Pakar Astronomi BRIN Sebut Ada Potensi Awal Ramadan 2025 Berbeda

Ilustrasi.
Profesor Riset Astronomi dan Astrofisika Pusat Riset Antariksa BRIN, Thomas Djamaludin, mengatakan awal Ramadan 2025/1446 berpotensi berbeda.

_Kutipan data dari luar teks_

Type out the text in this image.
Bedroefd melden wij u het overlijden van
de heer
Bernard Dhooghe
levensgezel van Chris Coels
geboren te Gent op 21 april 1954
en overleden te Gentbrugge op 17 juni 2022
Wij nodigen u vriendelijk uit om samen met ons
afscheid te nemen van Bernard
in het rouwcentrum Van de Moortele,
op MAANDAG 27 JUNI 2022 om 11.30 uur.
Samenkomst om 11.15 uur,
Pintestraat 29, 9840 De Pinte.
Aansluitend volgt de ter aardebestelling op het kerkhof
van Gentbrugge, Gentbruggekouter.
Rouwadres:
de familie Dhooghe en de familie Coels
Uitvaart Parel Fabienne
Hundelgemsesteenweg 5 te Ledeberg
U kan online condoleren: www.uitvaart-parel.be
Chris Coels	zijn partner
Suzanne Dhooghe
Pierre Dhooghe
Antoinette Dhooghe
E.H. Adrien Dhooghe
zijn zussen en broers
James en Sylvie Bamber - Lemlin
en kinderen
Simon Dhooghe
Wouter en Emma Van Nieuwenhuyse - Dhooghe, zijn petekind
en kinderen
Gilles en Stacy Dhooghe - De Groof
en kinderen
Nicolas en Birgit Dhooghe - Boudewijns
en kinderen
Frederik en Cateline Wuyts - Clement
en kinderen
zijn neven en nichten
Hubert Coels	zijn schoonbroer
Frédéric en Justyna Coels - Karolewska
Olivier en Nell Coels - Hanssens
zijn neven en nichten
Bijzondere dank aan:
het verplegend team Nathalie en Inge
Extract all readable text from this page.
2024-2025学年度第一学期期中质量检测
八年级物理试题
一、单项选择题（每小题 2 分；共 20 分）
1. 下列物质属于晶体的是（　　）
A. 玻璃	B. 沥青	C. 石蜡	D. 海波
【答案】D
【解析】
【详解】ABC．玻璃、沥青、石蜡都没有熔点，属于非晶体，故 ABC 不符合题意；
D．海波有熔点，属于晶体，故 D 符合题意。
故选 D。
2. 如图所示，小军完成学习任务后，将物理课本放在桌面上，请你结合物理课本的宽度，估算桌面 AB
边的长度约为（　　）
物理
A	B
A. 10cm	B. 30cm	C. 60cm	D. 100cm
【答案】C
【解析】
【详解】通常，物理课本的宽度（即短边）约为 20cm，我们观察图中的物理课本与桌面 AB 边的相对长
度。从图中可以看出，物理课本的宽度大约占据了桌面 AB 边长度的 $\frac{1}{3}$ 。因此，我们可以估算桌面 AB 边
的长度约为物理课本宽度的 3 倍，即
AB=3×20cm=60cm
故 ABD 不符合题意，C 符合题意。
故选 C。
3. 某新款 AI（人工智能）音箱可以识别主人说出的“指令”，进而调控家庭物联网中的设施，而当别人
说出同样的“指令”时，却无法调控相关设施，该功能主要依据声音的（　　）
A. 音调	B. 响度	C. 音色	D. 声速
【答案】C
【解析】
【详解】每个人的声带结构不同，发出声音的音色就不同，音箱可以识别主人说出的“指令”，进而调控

Selain faktor astronomi, kondisi cuaca juga berpotensi mengganggu pengamatan hilal.

Thomas menjelaskan, karena posisi bulan pada 28 Februari 2025 sulit diamati di sebagian besar wilayah Indonesia, maka bila rukyat gagal, ada kemungkinan 1 Ramadan jatuh pada 2 Maret 2025.

Thomas mencontohkan posisi bulan di Banda Aceh, saat Maghrib 28 Februari 2025, memiliki tinggi toposentrik 4,5° dan elongasi geosentrik 6,4°.

“Ini sedikit melebihi kriteria MABIMS, yaitu tinggi lebih dari 3° dan elongasi lebih dari 6,4°,” katanya yang dikutip dari Youtube Tdjamaluddin, Sabtu, 22 Februari 2025.

Bacaan Lainnya

Namun, di Surabaya, tinggi bulan hanya 3,7° dengan elongasi 5,8°, yang masih di bawah batas kriteria MABIMS. “Posisi bulan yang terlalu dekat dengan matahari dan ketinggiannya cukup rendah ini menunjukkan kemungkinan besar hilal sulit dirukyat,” jelas Thomas.

Selain faktor astronomi, kondisi cuaca juga berpotensi mengganggu pengamatan hilal. “Potensi gagal rukyat cukup besar, selain hilal sangat tipis, faktor cuaca kemungkinan besar juga menjadi kendala,” tambahnya. Ketidakpastian hasil rukyat ini berpotensi memicu perdebatan dalam sidang isbat. Ada dua kemungkinan keputusan yang bisa diambil.

“Pertama, sidang isbat tetap konsisten dengan kriteria MABIMS dan merujuk fatwa MUI 1981. Dengan hasil hisab di Aceh yang memenuhi kriteria, maka 1 Ramadan jatuh pada 1 Maret 2025,” ujar Thomas.

Sementara, opsi kedua adalah sidang isbat mengambil keputusan berdasarkan hasil rukyat. “Karena di sebagian besar wilayah Indonesia hilal tidak mungkin dirukyat, maka 1 Ramadan bisa ditetapkan pada 2 Maret 2025,” katanya.

“Saya pribadi akan ikut keputusan pemerintah pada sidang isbat apa pun hasilnya. Keputusan ikut pemerintah pada sidang isbat karena sidang dihadiri pakar astronomi, pakar fiqih, perwakilan ormas. Selain itu, sidang juga mempertimbangkan aspek astronomis, aspek fiqih, aspek kemaslahatan umat,” pungkas Thomas.